FOX 9 has confirmed, the victim, known only in court documents by her initials, S.M. has died.
The Dakota County Attorney’s office wrote to the court in recent days, the state intends to proceed with the prosecution and wants the victim statements to investigators allowed as evidence at trial.
Local criminal defense attorney Ryan Pacyga, who is not directly involved in the case said this might be new legal territory with a case potentially proceeding without the ability of the defense to cross-examine an accuser’s testimony, in this instance, because she is dead.
Pacyga figures it will ultimately be up to the trial judge based on their assessment of the rules of evidence and a defendant’s constitutional rights to a fair trial.
"You have no right if she is dead to ask her tough questions about how it happened, whether it was consensual, whatever the guy’s defense is," Pacyga explained.
According to the original charging documents, there were witnesses at the time who heard the woman yelling and screaming at Tweed, "you raped me," before he fled the scene.
Prosecutors have also told the court, they intend to introduce Tweed’s prior convictions for criminal sexual conduct from Hennepin and Scott counties. One of those victim-survivors told FOX 9’s Paul Blume in the past that Tweed remains a danger to society.

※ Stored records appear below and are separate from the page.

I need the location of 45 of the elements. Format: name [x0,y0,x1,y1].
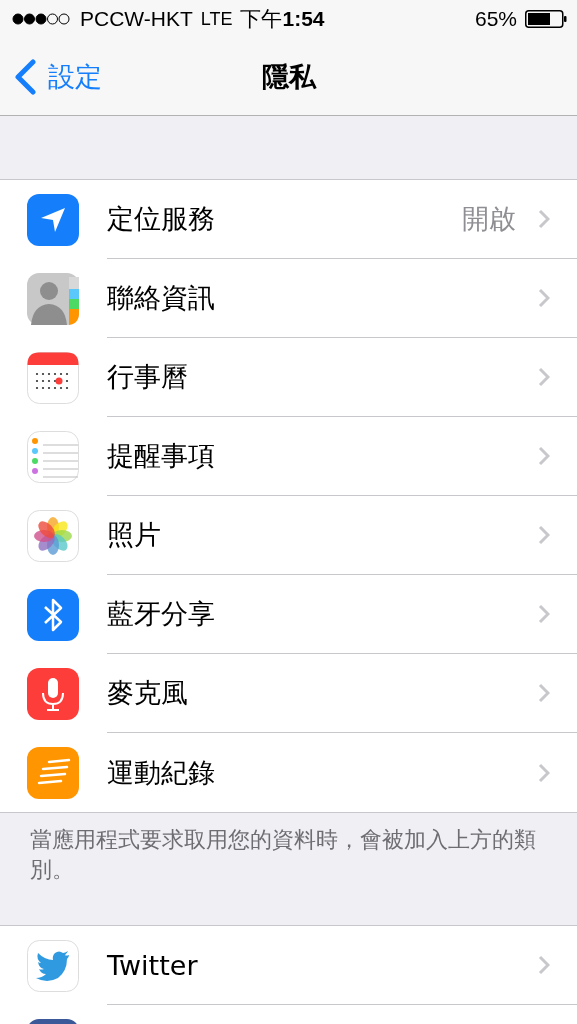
row-label: 行事曆 [107,360,189,394]
flower-icon [27,509,79,562]
row-label: 提醒事項 [107,439,216,473]
row-label: 照片 [107,518,162,552]
chevron-icon [538,762,550,783]
chevron-icon [538,209,550,229]
carrier-name: PCCW-HKT [80,7,193,31]
bluetooth-icon [27,588,79,641]
settings-row[interactable]: 提醒事項 [0,417,577,496]
status-time: 下午1:54 [240,6,325,32]
chevron-icon [538,288,550,308]
row-label: 運動紀錄 [107,755,216,790]
settings-row[interactable]: 照片 [0,496,577,575]
settings-row[interactable]: 運動紀錄 [0,733,577,812]
chevron-icon [538,683,550,703]
row-label: Twitter [107,949,199,981]
footer-note: 當應用程式要求取用您的資料時，會被加入上方的類別。 [30,827,536,882]
battery-icon [525,10,567,28]
row-label: 定位服務 [107,202,216,236]
chevron-icon [538,525,550,545]
settings-row[interactable]: 定位服務 開啟 [0,180,577,259]
speed-lines-icon [27,746,79,799]
settings-row[interactable]: 行事曆 [0,338,577,417]
row-label: 聯絡資訊 [107,281,216,315]
settings-row[interactable]: 藍牙分享 [0,575,577,654]
calendar-icon [27,351,79,404]
chevron-icon [538,955,550,975]
settings-row[interactable]: 聯絡資訊 [0,259,577,338]
back-button[interactable]: 設定 [0,58,102,95]
back-chevron-icon [14,58,36,95]
row-label: 藍牙分享 [107,597,216,631]
page-title: 隱私 [261,59,316,94]
battery-percent: 65% [474,7,517,31]
bird-icon [27,939,79,992]
row-value: 開啟 [462,202,516,236]
microphone-icon [27,667,79,720]
contacts-icon [27,272,79,325]
row-label: 麥克風 [107,676,189,710]
chevron-icon [538,367,550,387]
signal-icon [12,12,72,26]
checklist-icon [27,430,79,483]
chevron-icon [538,446,550,466]
settings-row[interactable]: 麥克風 [0,654,577,733]
network-type: LTE [200,8,233,30]
chevron-icon [538,604,550,624]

"He’s been doing this for a long time and it doesn’t seem he has any plan to stop doing this," Megan Curtis said during an October 2021 interview.
Neither Tweed’s lawyer nor the Dakota County Attorney’s office wished to comment on the status of the case following the woman’s death. No other details or circumstances of her death were publicly released.
A hearing on the issues is now scheduled for April.